Общая граница… Так где мы перестаём подчиняться, а они теряют власть над нами? И формы, да, формы власти и формы подчинения. Как они связаны с границами? Хозяйская власть и рабская покорность… Отцовская власть и сыновняя… покорность? Нет, здесь нужно другое слово. Покорность… подчинение внешнее, лукавое, прикрывающее совсем другие мысли и чувства, недаром фольклорное определение раба — лукавый раб. Рабское лукавство — не обман и не мошенничество. Униженно кланяться, целовать, стоя на коленях, избившую тебя руку, говорить льстивые слова и тут же, едва повернётся к тебе спиной, всадить нож. «Рабы, сверху донизу — все рабы». Сказавший это заплатил за свои слова жизнью. И именем. Сколько безымянных афоризмов, древних и вечно злободневных фраз хранится в памяти?
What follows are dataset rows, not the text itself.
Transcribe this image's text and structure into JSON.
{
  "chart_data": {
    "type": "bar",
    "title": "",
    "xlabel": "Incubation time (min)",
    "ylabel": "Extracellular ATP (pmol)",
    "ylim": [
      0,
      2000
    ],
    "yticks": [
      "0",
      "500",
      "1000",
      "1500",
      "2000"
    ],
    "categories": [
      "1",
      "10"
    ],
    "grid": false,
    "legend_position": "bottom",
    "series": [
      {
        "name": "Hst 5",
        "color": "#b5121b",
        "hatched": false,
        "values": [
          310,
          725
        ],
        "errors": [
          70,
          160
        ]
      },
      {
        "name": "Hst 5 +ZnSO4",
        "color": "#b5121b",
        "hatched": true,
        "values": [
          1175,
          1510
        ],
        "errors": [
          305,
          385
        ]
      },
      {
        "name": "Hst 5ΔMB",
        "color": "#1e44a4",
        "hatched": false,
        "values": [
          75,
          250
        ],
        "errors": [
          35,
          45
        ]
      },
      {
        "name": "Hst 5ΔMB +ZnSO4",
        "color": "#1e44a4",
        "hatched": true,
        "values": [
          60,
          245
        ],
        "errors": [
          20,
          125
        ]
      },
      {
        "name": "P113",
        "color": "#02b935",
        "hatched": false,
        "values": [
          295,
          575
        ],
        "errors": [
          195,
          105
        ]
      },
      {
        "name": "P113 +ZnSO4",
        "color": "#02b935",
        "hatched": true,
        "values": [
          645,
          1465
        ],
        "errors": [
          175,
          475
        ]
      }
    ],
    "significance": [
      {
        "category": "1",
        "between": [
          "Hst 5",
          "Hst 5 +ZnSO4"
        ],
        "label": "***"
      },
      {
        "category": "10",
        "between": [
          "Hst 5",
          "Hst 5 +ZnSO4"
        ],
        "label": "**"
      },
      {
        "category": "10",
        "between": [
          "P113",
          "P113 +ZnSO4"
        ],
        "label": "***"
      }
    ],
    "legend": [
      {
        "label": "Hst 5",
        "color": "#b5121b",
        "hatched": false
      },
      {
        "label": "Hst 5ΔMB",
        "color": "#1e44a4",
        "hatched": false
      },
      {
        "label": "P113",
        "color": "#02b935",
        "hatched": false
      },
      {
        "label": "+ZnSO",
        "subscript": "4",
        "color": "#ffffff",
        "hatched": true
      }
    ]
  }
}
Да, память… Личная память человека — это его неотъемлемая не собственность, сущность, он сам. Память народа — сущность народа. То, что отличает его от других. Историки — хранители памяти? И да, и нет… Две памяти. Официальная и народная. Книги и статьи против легенд и преданий. Индивидуальные, семейные, родовые рассказы, байки, анекдоты, спрессовываясь и фильтруясь, остаются сказками, притчами, пословицами, эпосом. И где правда? Посередине? Да, никогда. Их взаимодействие более сложное… Противостояние и взаимодействие… Или война? Война не вовне, а внутри. Опять власть и подчинение. Властители и население. Да, война. А на войне… Недооценка противника опаснее переоценки собственных сил. Давно сказано и тоже не устарело. И, пожалуй, не устареет, пока будут воевать.
Туал шёл быстро, не замечая ни поскрипывающего снега под ногами, ни колючих звёзд и белого диска луны в чёрном небе над головой, ни деревьев по сторонам, ни даже идущего где-то в десяти шагах позади такого же одинокого путника.